Back at his mare, he poured water from his canteen over the claw wounds, the sting a clean, honest pain. He smeared them with a pungent salve from a tin—comfrey, witch hazel, and a pinch of blessed salt. He wrapped the worst of it with a strip of linen. Only then did he take a long pull from the canteen, the water warm and metallic.

He rode into the fading light, the pouch of teeth a slight, grim weight against his thigh. Two hours later, a single light gleamed in the purple distance: the town of Bitter Springs. It wasn't Perdition's Fall, not yet. This was just business.

The man who'd sent for him was the barkeep, a fat fellow with nervous eyes named O'Leary. Cain met him in the alley behind the saloon. He didn't go in. He didn't need whiskey, or questions, or the wide-eyed stares of men who'd heard the shots and seen him ride back alone.

"It's done," Cain said, his voice a dry rasp from dust and disuse.

O'Leary held a lantern up, its light jumping on Cain's torn shirt, the fresh bandages, the blood that wasn't his own smeared on his hands. "All of 'em?"

"The den is clear. The land will heal. In a year, you won't know it was there."

The barkeep didn't ask for proof. Cain's appearance was proof enough. He handed over a small cloth sack, heavy with coin. Cain loosened the drawstring, peered in. Mostly silver dollars, some gold half-eagles. Honest payment.

As he turned to go, O'Leary cleared his throat. "Fella was in here earlier. Askin' about you. Didn't look like the law."

Cain paused. "What did he look like?"

"Pale. Real polite. Dressed fine, but dusty. Said he had work down south, in a boomtown called Perdition's Fall. Said if a fella like you was interested, to present this at the Bella Union Saloon." O'Leary held out his hand. In his palm lay a single silver dollar. But it was wrong. It was tarnished not with age, but with something darker, a blackish-green patina that seemed to swallow the lantern light. Etched into its face, over Lady Liberty's brow, was a tiny, intricate symbol: a keyhole with no key.

Cain didn't touch it. He saw the residue on it, faint but complex, a shimmer of obligation and sealed power. It wasn't a summoning. It was an invitation to a specific kind of trouble.

"He say a name?"

"Valencourt. Monsieur Valencourt."

A name that tasted of old stone and older blood. Cain let a long, slow breath hiss out between his teeth. He'd heard the name, in whispers. Archivists. Historians of the long night. They didn't send for hunters without cause.

He took the tarnished dollar. It was cold, unnaturally so, and the metal felt somehow brittle, like ancient ice. He dropped it into the sack of payment coins, where it lay distinct and ominous.

"Thanks," he grunted, and walked into the dark towards his horse.

He rode out of Bitter Springs that night, not stopping to sleep.

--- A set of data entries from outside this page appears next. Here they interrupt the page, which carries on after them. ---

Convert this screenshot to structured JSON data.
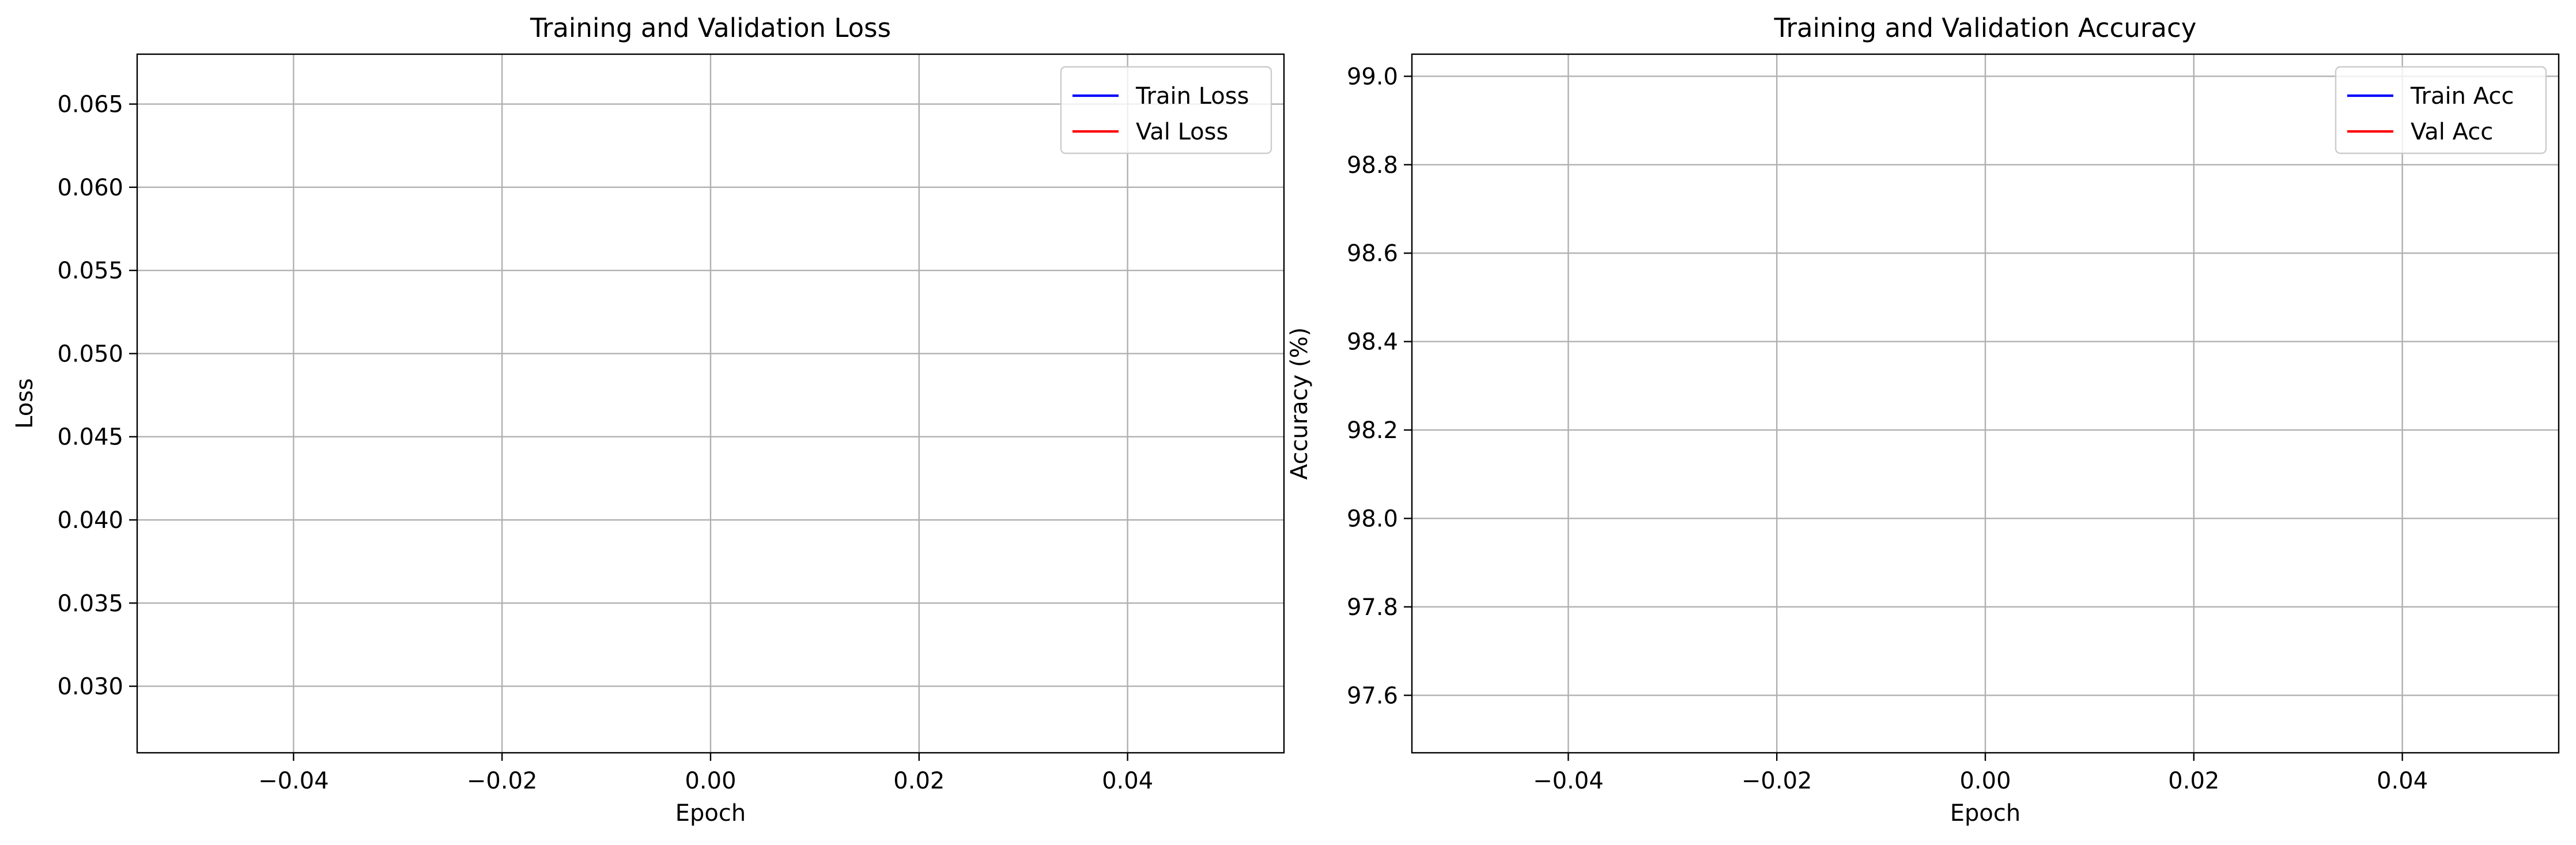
{
  "chart_data": [
    {
      "type": "line",
      "title": "Training and Validation Loss",
      "xlabel": "Epoch",
      "ylabel": "Loss",
      "xlim": [
        -0.055,
        0.055
      ],
      "ylim": [
        0.026,
        0.068
      ],
      "xticks": [
        -0.04,
        -0.02,
        0.0,
        0.02,
        0.04
      ],
      "xtick_labels": [
        "−0.04",
        "−0.02",
        "0.00",
        "0.02",
        "0.04"
      ],
      "yticks": [
        0.03,
        0.035,
        0.04,
        0.045,
        0.05,
        0.055,
        0.06,
        0.065
      ],
      "ytick_labels": [
        "0.030",
        "0.035",
        "0.040",
        "0.045",
        "0.050",
        "0.055",
        "0.060",
        "0.065"
      ],
      "grid": true,
      "legend_position": "top-right",
      "series": [
        {
          "name": "Train Loss",
          "color": "#0000ff",
          "x": [],
          "y": []
        },
        {
          "name": "Val Loss",
          "color": "#ff0000",
          "x": [],
          "y": []
        }
      ]
    },
    {
      "type": "line",
      "title": "Training and Validation Accuracy",
      "xlabel": "Epoch",
      "ylabel": "Accuracy (%)",
      "xlim": [
        -0.055,
        0.055
      ],
      "ylim": [
        97.47,
        99.05
      ],
      "xticks": [
        -0.04,
        -0.02,
        0.0,
        0.02,
        0.04
      ],
      "xtick_labels": [
        "−0.04",
        "−0.02",
        "0.00",
        "0.02",
        "0.04"
      ],
      "yticks": [
        97.6,
        97.8,
        98.0,
        98.2,
        98.4,
        98.6,
        98.8,
        99.0
      ],
      "ytick_labels": [
        "97.6",
        "97.8",
        "98.0",
        "98.2",
        "98.4",
        "98.6",
        "98.8",
        "99.0"
      ],
      "grid": true,
      "legend_position": "top-right",
      "series": [
        {
          "name": "Train Acc",
          "color": "#0000ff",
          "x": [],
          "y": []
        },
        {
          "name": "Val Acc",
          "color": "#ff0000",
          "x": [],
          "y": []
        }
      ]
    }
  ]
}
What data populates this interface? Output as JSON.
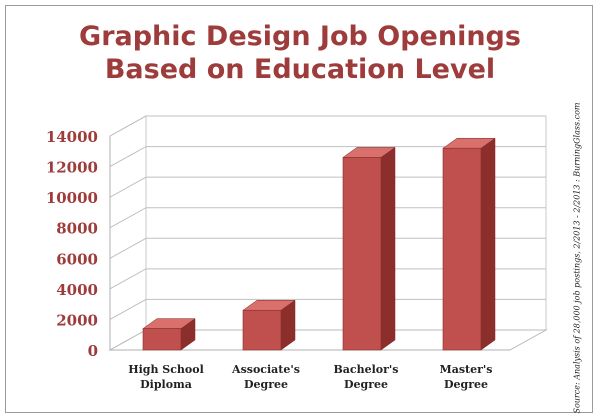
{
  "chart_data": {
    "type": "bar",
    "title_lines": [
      "Graphic Design Job Openings",
      "Based on Education Level"
    ],
    "categories": [
      [
        "High School",
        "Diploma"
      ],
      [
        "Associate's",
        "Degree"
      ],
      [
        "Bachelor's",
        "Degree"
      ],
      [
        "Master's",
        "Degree"
      ]
    ],
    "values": [
      1400,
      2600,
      12600,
      13200
    ],
    "ylim": [
      0,
      14000
    ],
    "y_ticks": [
      "0",
      "2000",
      "4000",
      "6000",
      "8000",
      "10000",
      "12000",
      "14000"
    ],
    "grid": true,
    "bar_color": "#c0504d",
    "bar_side_color": "#8c2f2c",
    "bar_top_color": "#d9706c",
    "axis_label_color": "#9e3b3b",
    "source": "Source: Analysis of 28,000 job postings, 2/2013 - 2/2013 : BurningGlass.com"
  }
}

The moon was a bone sliver. The plains were a sea of ink. The coin in the bag seemed to hum against his leg, a low, persistent vibration felt in the roots of his teeth. Perdition's Fall. He knew the place. A silver strike town, then a railroad town, a magnet for hope and vice. And now, it seemed, for things that used silver dollars for calling cards.

As he rode, the vision behind his eyes flickered. Not with the fresh violet of ghoul-stench, but with deeper, older colors—the gold of greed, the red of fresh-spilled blood, and a spreading, aching void of gray, the color of something that had forgotten its own name. It was a tapestry of coming pain, woven into the very dust of the road south.

He touched the pouch of teeth at his belt, their sharp outlines pressing into his hip. One kind of currency for another. The world was a market, and he was just a trader in finalities. He nudged the grulla mare into a steady lope, the sound of her hooves the only drumroll for the war he was riding to meet.